Fat? Certainly there is a lot of code, and it's memory requirements up until recently have been large, partly due to memory leaks. Things seem to have been getting better - the memory usage on this browser is at 33MB after several days of uptime, so I think there is still some way to go. But I am running the memory cache in there as well.
Ugly? You make not like the default appearance, but it is changeable. In fact it is a lot more than simply skinable - most of the GUI can be stripped, reimplemented and changed according to your whim. And there are signs of sanity on the GUI front too - the skins on Mozillazine are looking good, and there are drop in replacements to coax the GUI back towards the OS standard you might be used to (Classic -> Windows Netscape, Sullivan -> MacOS style UI).
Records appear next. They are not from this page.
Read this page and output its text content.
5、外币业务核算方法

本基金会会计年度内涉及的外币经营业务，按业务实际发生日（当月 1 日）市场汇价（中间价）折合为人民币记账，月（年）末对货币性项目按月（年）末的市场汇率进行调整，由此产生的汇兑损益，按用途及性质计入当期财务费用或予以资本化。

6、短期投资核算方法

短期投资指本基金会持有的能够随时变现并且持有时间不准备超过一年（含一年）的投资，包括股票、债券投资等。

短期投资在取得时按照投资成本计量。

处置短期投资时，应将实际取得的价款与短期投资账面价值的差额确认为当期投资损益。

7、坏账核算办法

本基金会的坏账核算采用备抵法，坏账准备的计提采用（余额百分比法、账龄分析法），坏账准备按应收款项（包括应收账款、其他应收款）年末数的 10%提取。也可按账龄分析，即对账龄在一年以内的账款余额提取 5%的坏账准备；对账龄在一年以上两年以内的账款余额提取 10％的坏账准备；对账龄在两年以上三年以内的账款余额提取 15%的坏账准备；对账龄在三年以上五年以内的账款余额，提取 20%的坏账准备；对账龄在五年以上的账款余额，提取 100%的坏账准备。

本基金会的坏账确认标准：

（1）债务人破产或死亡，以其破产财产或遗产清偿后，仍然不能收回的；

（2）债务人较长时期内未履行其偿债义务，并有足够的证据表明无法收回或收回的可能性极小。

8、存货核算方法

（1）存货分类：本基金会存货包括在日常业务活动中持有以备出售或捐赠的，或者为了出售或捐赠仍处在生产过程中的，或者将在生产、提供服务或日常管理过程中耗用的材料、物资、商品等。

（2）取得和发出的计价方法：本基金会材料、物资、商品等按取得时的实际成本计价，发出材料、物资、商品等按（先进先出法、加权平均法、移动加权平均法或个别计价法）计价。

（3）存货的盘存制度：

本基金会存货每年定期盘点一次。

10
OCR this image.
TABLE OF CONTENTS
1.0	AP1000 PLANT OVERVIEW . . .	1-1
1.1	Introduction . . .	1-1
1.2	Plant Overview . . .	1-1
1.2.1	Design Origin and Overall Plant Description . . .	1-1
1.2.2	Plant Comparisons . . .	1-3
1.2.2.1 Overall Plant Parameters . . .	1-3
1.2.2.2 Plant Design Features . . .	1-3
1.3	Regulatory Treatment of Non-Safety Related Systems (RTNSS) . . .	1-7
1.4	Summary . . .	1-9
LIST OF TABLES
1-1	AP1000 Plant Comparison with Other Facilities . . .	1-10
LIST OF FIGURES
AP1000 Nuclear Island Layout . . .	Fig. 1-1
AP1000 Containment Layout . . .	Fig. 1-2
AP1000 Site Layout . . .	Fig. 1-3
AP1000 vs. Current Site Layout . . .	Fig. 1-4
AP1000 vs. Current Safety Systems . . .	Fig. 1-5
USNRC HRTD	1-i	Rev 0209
No end in sight? Obviously someone not familiar with the Milestones for Mozilla. We're approaching Milestone 17. 19 is performance tuning, and 20 is, if I remember correctly, the first full v1.0 release. We may be quite a few months away from that (9+) but it's not quite the long unending tunnel...
Instead, it set off on a quest to re-engineer the way Internet applications are built, to construct not just a program, but a "platform," a be-all, end-all, goes-ping monster.
I see this one bandied around a lot. "They should have written just a browser". What often happens when you go for a code re-write (see above) is that the code gets a lot more modular. And so the Gecko engine (the rendering engine) is separable from the rest and yes, someone has already made a cut down browser-only version. It's called Galeon.
The other thing that bothers me is that the competition (i.e. MS) has built a platform too on Internet explorer. Quite frankly, if Mozilla had just been a browser we'd have had a bunch of whining suckers moaning about how Mozilla can't compete with IE because it is wasn't a platform. The idea of a portable broswer-integrated platform has not been missed by MS - they recognise the importance of it for building web applications and services. Having Mozilla available for most OS's under the Sun might go some way towards providing a base for a similar hegemony of applications on an open source base.
Cheers,
Toby Haynes
Anything I post is strictly my own thoughts and doesn't necessarily have anything to do with the opinions of IBM.